Breaststroke is an easy stroke to swim but an extremely difficult one to master. Northbrook resident Jim Tuchler has spent his life mastering it.
Tuchler, a two-time Olympic Trials qualifier and current United States Masters Swimming All-American, began swimming at 7 years old and is the first to admit that he learned most of his technical knowledge of the stroke from his brother, Dave.
Both Tuchler's stroke and his personal training regimen have undergone big changes since the grueling high-yardage old days of swimming. "Back in teens and college, the training emphasis was on yardage and endurance more than technique nuances," Tuchler says. "Today I train considerably less, but I do more cross training like running and weight lifting." The father of four trains an average of three times a week with Deerfield's COHO Masters. "Our workouts combine a great mix of endurance and sprint work," Tuchler says. "Best of all is butterfly day-bring on the piano."
As far back as Tuchler can remember he has always been a favorite of the 200-yard breaststroke. "I love the rhythm of it and the role that a good glide plays in the race," Tuchler says. "I think I am less suited to the 50. I am not as much of a fast-twitch sprint guy."
Tuchler thinks that many breaststrokers underemphasize the role of starts and turns including pullouts. "Although you are able to breathe every stroke, the underwater pullout off of the turns can get you very winded," Tuchler says. "In my practices, I try to get to the halfway mark of a short-course pool in every underwater pullout."
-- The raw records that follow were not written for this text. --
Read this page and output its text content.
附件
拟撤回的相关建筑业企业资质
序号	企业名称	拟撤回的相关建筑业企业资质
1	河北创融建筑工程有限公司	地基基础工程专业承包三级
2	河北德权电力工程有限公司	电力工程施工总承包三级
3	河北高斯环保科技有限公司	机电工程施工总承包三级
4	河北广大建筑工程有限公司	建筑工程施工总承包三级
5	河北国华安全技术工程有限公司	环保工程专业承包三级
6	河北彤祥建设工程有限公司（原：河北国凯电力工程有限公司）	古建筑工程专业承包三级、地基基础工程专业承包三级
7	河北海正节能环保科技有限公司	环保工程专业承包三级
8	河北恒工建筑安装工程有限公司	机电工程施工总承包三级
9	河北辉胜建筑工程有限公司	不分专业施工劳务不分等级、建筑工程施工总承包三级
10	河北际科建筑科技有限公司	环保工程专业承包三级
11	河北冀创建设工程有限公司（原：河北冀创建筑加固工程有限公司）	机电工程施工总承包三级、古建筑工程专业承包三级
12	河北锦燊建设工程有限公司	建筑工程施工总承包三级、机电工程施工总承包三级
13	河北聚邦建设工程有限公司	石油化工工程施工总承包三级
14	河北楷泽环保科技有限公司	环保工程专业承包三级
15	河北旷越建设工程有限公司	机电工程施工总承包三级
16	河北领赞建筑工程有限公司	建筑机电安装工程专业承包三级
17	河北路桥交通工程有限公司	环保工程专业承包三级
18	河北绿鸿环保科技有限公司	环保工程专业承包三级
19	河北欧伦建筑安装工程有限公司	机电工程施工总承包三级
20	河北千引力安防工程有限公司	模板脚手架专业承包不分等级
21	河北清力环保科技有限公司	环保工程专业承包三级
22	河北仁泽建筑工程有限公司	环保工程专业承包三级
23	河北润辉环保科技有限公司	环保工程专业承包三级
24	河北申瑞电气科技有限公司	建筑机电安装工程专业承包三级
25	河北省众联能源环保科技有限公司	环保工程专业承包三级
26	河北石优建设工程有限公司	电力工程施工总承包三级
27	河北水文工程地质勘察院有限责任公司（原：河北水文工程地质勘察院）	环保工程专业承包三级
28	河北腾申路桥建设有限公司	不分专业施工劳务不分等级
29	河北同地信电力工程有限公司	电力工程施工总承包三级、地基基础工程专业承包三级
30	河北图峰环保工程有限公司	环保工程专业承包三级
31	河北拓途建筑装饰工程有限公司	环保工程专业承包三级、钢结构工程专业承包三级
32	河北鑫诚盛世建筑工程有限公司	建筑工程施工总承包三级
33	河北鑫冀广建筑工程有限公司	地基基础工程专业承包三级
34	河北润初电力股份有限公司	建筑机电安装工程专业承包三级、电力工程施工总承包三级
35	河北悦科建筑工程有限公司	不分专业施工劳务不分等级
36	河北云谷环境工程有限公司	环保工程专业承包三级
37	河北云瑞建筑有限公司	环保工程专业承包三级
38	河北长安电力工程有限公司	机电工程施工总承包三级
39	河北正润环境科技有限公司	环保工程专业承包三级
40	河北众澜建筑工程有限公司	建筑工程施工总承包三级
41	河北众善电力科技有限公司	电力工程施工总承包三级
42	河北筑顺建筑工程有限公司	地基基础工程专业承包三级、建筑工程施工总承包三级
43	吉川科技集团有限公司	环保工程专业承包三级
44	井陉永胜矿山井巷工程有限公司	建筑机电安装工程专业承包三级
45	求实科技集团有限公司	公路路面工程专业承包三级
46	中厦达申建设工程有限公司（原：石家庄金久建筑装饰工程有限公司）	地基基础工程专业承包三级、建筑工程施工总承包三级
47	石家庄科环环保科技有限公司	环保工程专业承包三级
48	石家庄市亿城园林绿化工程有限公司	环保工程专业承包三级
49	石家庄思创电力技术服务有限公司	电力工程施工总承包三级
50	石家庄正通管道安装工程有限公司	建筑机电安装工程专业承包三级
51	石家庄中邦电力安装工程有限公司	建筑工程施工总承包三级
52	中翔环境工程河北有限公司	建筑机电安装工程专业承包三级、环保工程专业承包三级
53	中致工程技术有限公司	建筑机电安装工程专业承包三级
During his 200 breaststroke, Tuchler says he usually glides a 50, builds a 50, works a 50 and then finishes his last 50 hard. "I should focus more of my 200-yard training toward taking the first half of my race out much faster," Tuchler says. "I'm usually well within my comfort zone and that needs to change."
Tuchler says that he plans to keep swimming at the masters level well into the future. "I hope to still be at it and feel like I train at a pace that is not too intense that I'd burn out," Tuchler says. "I'd like to have another five to 10 years of successful masters swimming behind me-and with luck, a national record or two."
Jim Tuchler's Breaststroke Drills
Swim Downhill
When Tuchler was an age-group swimmer in the late 1970s and early 1980s at the Curl-Burke Swim Club in Washington D.C., one of his coaches, Jeff King, told the teenager to position his body as if he were swimming down an incline. "You feel like you're moving faster and actually pulling your hands through deeper (and less turbulent) water," Tuchler says. To do it, extend your arms slightly downward on recovery, sweep your hands out to the side, then drop them and keep your elbows high for the power part of the pull.
Drill the Kick
Tuchler says that the kick is even more important when it comes to the breaststroke. He says it makes up for 70 percent of the overall stroke and should be practiced with diligence and patience. One of his favorite kicking drills can be done in just a few laps of the pool. "I do the breaststroke kick-either on my back or front with my arms at my sides," Tuchler says. "I grab my feet during the upsweep part of the kick and try to extend my range of motion by pulling my feet forward, then releasing and completing the kick." This drill will help ensure a full range of motion on the kick.